Certains territoires sont directement impactés par le changement climatique, lorsque les sécheresses successives inquiètent les éleveurs, comme dans le Boischaut-Sud, à cheval sur les département de l’Indre et du Cher. D’autres le sont de manière plus indirecte : à Coaraze dans l’arrière pays niçois, le tourisme est une source de revenu autant qu’un risque durable pour les écosystèmes naturels. La primauté accordée aux activités destinées aux habitants a permis d’épargner cette commune médiévale du tourisme de masse qui sévit sur la Côte d’Azur, mais elle continue à poser question.
Quelle résilience exactement ?
« Le terme de résilience s’est imposé comme notre grille de lecture explique Alexia Beaujeux. Mais c’est problématique, il est repris par tout le monde et on ne sait plus très bien de quoi il s’agit. » Pour tenir leur cap, les auteurs du podcast identifient cinq axes de résilience : les trois axes de l’autonomie développés par Rob Hopkins (alimentation, énergie, solidarité) auxquels s’ajoutent la santé et l’économie.
Ça s’est affiné, les deux derniers axes ont été ajoutés parce qu’ils sont souvent ressortis sur le terrain. Maxime avait travaillé à Dunkerque à l’intégration de la variable santé dans le PLUI, c’est une variable très utile pour allier enjeux écologiques, économiques et sociaux. Comme on est allés dans des endroits qui étaient des déserts médicaux, cet axe s’est imposé de lui-même.

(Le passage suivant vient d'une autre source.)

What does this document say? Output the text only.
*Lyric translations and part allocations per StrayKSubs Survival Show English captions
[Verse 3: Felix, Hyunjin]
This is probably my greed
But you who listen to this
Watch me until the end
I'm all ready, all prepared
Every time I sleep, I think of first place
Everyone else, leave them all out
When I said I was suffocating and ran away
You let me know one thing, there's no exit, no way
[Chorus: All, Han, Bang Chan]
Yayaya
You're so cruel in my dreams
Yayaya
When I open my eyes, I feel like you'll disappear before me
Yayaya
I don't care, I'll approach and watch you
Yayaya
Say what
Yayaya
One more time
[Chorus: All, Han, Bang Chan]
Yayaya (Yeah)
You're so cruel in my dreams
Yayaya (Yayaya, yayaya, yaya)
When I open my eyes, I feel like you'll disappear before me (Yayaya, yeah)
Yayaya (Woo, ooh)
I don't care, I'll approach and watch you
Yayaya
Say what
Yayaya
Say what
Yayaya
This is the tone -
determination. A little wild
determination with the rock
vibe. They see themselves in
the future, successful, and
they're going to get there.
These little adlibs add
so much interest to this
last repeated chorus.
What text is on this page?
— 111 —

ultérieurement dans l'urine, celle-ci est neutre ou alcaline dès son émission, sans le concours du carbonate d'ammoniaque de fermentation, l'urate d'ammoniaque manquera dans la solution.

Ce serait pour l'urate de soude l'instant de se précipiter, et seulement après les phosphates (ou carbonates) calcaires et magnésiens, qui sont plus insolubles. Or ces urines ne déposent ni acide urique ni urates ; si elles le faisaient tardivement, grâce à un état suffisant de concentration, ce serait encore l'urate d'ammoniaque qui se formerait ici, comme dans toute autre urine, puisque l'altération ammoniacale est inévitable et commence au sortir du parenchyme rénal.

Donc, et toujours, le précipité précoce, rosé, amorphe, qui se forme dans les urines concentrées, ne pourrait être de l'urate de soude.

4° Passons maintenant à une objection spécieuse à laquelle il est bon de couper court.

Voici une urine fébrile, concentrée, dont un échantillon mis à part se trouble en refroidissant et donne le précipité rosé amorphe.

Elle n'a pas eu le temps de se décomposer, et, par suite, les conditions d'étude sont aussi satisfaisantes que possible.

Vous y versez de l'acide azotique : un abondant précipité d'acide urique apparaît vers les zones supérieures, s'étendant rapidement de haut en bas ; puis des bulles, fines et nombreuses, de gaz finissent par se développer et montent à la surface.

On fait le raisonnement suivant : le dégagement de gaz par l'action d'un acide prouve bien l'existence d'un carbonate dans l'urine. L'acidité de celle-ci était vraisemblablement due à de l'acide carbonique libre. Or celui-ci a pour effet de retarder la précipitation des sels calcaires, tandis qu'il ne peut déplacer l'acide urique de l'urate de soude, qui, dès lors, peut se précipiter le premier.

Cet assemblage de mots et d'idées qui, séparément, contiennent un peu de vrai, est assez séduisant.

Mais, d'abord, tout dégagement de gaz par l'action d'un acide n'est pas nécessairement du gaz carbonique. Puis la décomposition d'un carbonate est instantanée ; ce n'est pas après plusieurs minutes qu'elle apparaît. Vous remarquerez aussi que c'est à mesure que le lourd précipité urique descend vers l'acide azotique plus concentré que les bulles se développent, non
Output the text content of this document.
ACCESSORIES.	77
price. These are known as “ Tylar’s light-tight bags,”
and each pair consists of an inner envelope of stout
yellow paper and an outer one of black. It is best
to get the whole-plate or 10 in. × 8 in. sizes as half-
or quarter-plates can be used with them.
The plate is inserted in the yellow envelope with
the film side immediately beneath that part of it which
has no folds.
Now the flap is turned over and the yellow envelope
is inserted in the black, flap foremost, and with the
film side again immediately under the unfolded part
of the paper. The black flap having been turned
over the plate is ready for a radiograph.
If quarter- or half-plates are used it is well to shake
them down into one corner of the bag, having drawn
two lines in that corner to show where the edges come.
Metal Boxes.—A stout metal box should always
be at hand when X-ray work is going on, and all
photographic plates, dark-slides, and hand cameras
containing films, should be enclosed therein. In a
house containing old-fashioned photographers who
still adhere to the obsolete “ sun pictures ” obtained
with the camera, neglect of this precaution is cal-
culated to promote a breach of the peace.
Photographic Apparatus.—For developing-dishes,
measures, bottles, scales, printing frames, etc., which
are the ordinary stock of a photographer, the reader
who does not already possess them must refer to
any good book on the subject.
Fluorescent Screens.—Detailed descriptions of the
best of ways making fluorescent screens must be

Pour l’économie c’est la même chose, c’est le terrain qui parle. Faute d’activité, certaines régions ont subi un exode rural fort. « Pendant des années les parents disaient à leur enfants : « ne restez pas ici, ils n’y a pas d’avenir » » raconte Alexia Beaujeux. « C’est là qu’il faut prouver, non pas qu’on est capable d’inventer des modèles qui génèrent de la croissance, mais qu’on est capable d’inventer des modèles qui génèrent une capacité de réponse aux besoins de base et des emplois. C’est un vrai défi pour les mouvements écologistes. Si on continue à bouder le sujet, on laisse d’autres personnes qui ne partagent pas nos idées prendre la place. »
Les 500 milliards
Publiée en avril, une pétition rédigée par le collectif la Fabrique des Transitions espère justement fédérer les différentes initiatives locales, qu’elles soient issues des milieux écologistes ou de l’économie sociale et solidaire. À l’heure où les gouvernements français et allemands discutent d’un plan massif de relance post-coronavirus (de 500 milliards d’euros), le collectif espère réussir à diriger une partie des fonds vers des initiatives locales durables. Une façon de les pérenniser et d’éviter un retour en force des énergies fossiles.
Aux manettes de la Fabrique des Transitions, Jean-François Caron est le maire de Loos-en-Gohelle qui compte parmi les communes étendards de la transition en France. Pour Alexia, « Un aspect très positif de ce tour c’est qu’on a pu rencontrer les acteurs du milieu de la transition écologique des territoires. C’est un petit monde qui est en train de se structurer autour de la Fabrique des Transitions, notamment des générations qui faisaient bande à part jusque là. »
Guider les municipales
À terme, Alexia, Maxime et Solène veulent faire du conseil aux collectivités, et les accompagner dans leurs démarches de transition. Alors que les élections municipales ont été suspendues par le Covid-19, plus de 30 000 communes ont pu élire leur maire dès le premier tour, et ce, essentiellement en zone rurale. Autrement dit, un terrain de jeu gigantesque pour activer la transition écologique.
De la communauté urbaine de Dunkerque, où Arcelor Mittal fait planer la menace de la délocalisation ; à la lutte contre le Grand Contournement Ouest (GCO) dans la région de Strasbourg ; en passant par la sauvegarde du patrimoine culturel breton, le podcast prend le pouls des territoires. En train et en stop, toujours le micro à la main, il nous rappelle que le monde rural a encore son mot à dire.